Document the DISTINCT noise word in the UNION/INTERSECT/EXCEPT constructs.

I also rearranged the order of the sections to match the logical order of processing steps: the distinct-elimination implied by SELECT DISTINCT happens before, not after, any UNION/INTERSECT/EXCEPT combination.
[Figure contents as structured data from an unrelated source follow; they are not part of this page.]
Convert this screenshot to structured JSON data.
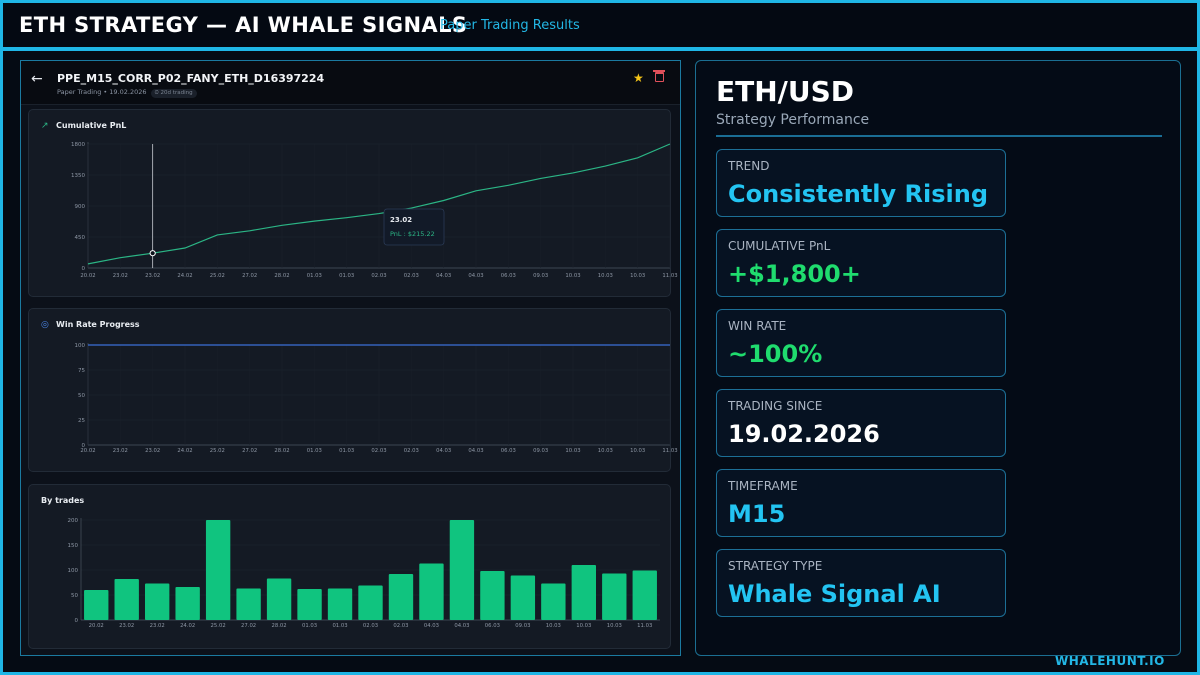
{
  "header": {
    "title": "ETH STRATEGY — AI WHALE SIGNALS",
    "subtitle": "Paper Trading Results"
  },
  "app": {
    "back_icon": "arrow-left-icon",
    "strategy_name": "PPE_M15_CORR_P02_FANY_ETH_D16397224",
    "meta": "Paper Trading • 19.02.2026",
    "badge": "⏲ 20d trading",
    "favorite_icon": "star-icon",
    "delete_icon": "trash-icon"
  },
  "panels": {
    "pnl_title": "Cumulative PnL",
    "winrate_title": "Win Rate Progress",
    "trades_title": "By trades"
  },
  "tooltip": {
    "date": "23.02",
    "text": "PnL : $215.22"
  },
  "chart_data": [
    {
      "type": "line",
      "title": "Cumulative PnL",
      "x": [
        "20.02",
        "23.02",
        "23.02",
        "24.02",
        "25.02",
        "27.02",
        "28.02",
        "01.03",
        "01.03",
        "02.03",
        "02.03",
        "04.03",
        "04.03",
        "06.03",
        "09.03",
        "10.03",
        "10.03",
        "10.03",
        "11.03"
      ],
      "y_ticks": [
        0,
        450,
        900,
        1350,
        1800
      ],
      "ylim": [
        0,
        1800
      ],
      "series": [
        {
          "values": [
            60,
            150,
            215,
            290,
            480,
            540,
            620,
            680,
            730,
            790,
            870,
            980,
            1120,
            1200,
            1300,
            1380,
            1480,
            1600,
            1800
          ]
        }
      ],
      "color": "#2bb585"
    },
    {
      "type": "line",
      "title": "Win Rate Progress",
      "x": [
        "20.02",
        "23.02",
        "23.02",
        "24.02",
        "25.02",
        "27.02",
        "28.02",
        "01.03",
        "01.03",
        "02.03",
        "02.03",
        "04.03",
        "04.03",
        "06.03",
        "09.03",
        "10.03",
        "10.03",
        "10.03",
        "11.03"
      ],
      "y_ticks": [
        0,
        25,
        50,
        75,
        100
      ],
      "ylim": [
        0,
        100
      ],
      "series": [
        {
          "values": [
            100,
            100,
            100,
            100,
            100,
            100,
            100,
            100,
            100,
            100,
            100,
            100,
            100,
            100,
            100,
            100,
            100,
            100,
            100
          ]
        }
      ],
      "color": "#3b6fd8"
    },
    {
      "type": "bar",
      "title": "By trades",
      "categories": [
        "20.02",
        "23.02",
        "23.02",
        "24.02",
        "25.02",
        "27.02",
        "28.02",
        "01.03",
        "01.03",
        "02.03",
        "02.03",
        "04.03",
        "04.03",
        "06.03",
        "09.03",
        "10.03",
        "10.03",
        "10.03",
        "11.03"
      ],
      "values": [
        60,
        82,
        73,
        66,
        200,
        63,
        83,
        62,
        63,
        69,
        92,
        113,
        200,
        98,
        89,
        73,
        110,
        93,
        99
      ],
      "y_ticks": [
        0,
        50,
        100,
        150,
        200
      ],
      "ylim": [
        0,
        200
      ],
      "color": "#10c47f"
    }
  ],
  "summary": {
    "pair": "ETH/USD",
    "subtitle": "Strategy Performance",
    "stats": [
      {
        "label": "TREND",
        "value": "Consistently Rising",
        "color": "#23c4f2"
      },
      {
        "label": "CUMULATIVE PnL",
        "value": "+$1,800+",
        "color": "#1fdc6e"
      },
      {
        "label": "WIN RATE",
        "value": "~100%",
        "color": "#1fdc6e"
      },
      {
        "label": "TRADING SINCE",
        "value": "19.02.2026",
        "color": "#ffffff"
      },
      {
        "label": "TIMEFRAME",
        "value": "M15",
        "color": "#23c4f2"
      },
      {
        "label": "STRATEGY TYPE",
        "value": "Whale Signal AI",
        "color": "#23c4f2"
      }
    ]
  },
  "brand": "WHALEHUNT.IO"
}
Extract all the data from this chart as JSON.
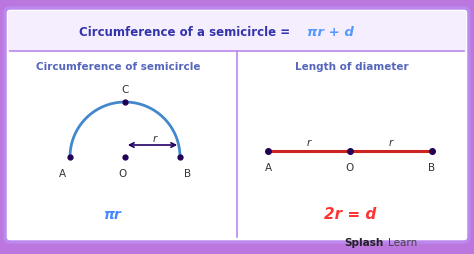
{
  "bg_color": "#cc88ee",
  "panel_color": "#ffffff",
  "panel_inner_color": "#faf5ff",
  "border_color": "#bb88ee",
  "title_text": "Circumference of a semicircle =",
  "title_formula": "πr + d",
  "title_color": "#3333aa",
  "formula_color": "#5599ff",
  "left_title": "Circumference of semicircle",
  "right_title": "Length of diameter",
  "subtitle_color": "#5566bb",
  "left_formula": "πr",
  "left_formula_color": "#4488ff",
  "right_formula": "2r = d",
  "right_formula_color": "#ff3333",
  "semicircle_color": "#4488cc",
  "diameter_color": "#cc2222",
  "arrow_color": "#220066",
  "dot_color": "#220055",
  "splash_bold_color": "#222222",
  "splash_normal_color": "#444444",
  "outer_bg": "#bb77dd"
}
Per a suggestion from Hitoshi Harada.
author: Tom Lane <tgl@sss.pgh.pa.us> 2010-10-15 15:48:45 -0400
committer: Tom Lane <tgl@sss.pgh.pa.us> 2010-10-15 15:48:45 -0400
commit: 71d24466fb84bf51c479dcc85b52a0c2b71b9c50 (patch)
tree: 951b251cc99fd6c709d5329edfb56c759f183a9c /doc/src
parent: 0c9b166db5329119b6553e0f38fe486521f1352f (diff)
download: postgresql-71d24466fb84bf51c479dcc85b52a0c2b71b9c50.tar.gz
postgresql-71d24466fb84bf51c479dcc85b52a0c2b71b9c50.zip
2 files changed, 69 insertions, 59 deletions
diff --git a/doc/src/sgml/ref/select.sgml b/doc/src/sgml/ref/select.sgml
index e840070873f..24f82497139 100644
--- a/doc/src/sgml/ref/select.sgml
+++ b/doc/src/sgml/ref/select.sgml
@@ -40,7 +40,7 @@ SELECT [ ALL | DISTINCT [ ON ( <replaceable class="parameter">expression</replac
     [ GROUP BY <replaceable class="parameter">expression</replaceable> [, ...] ]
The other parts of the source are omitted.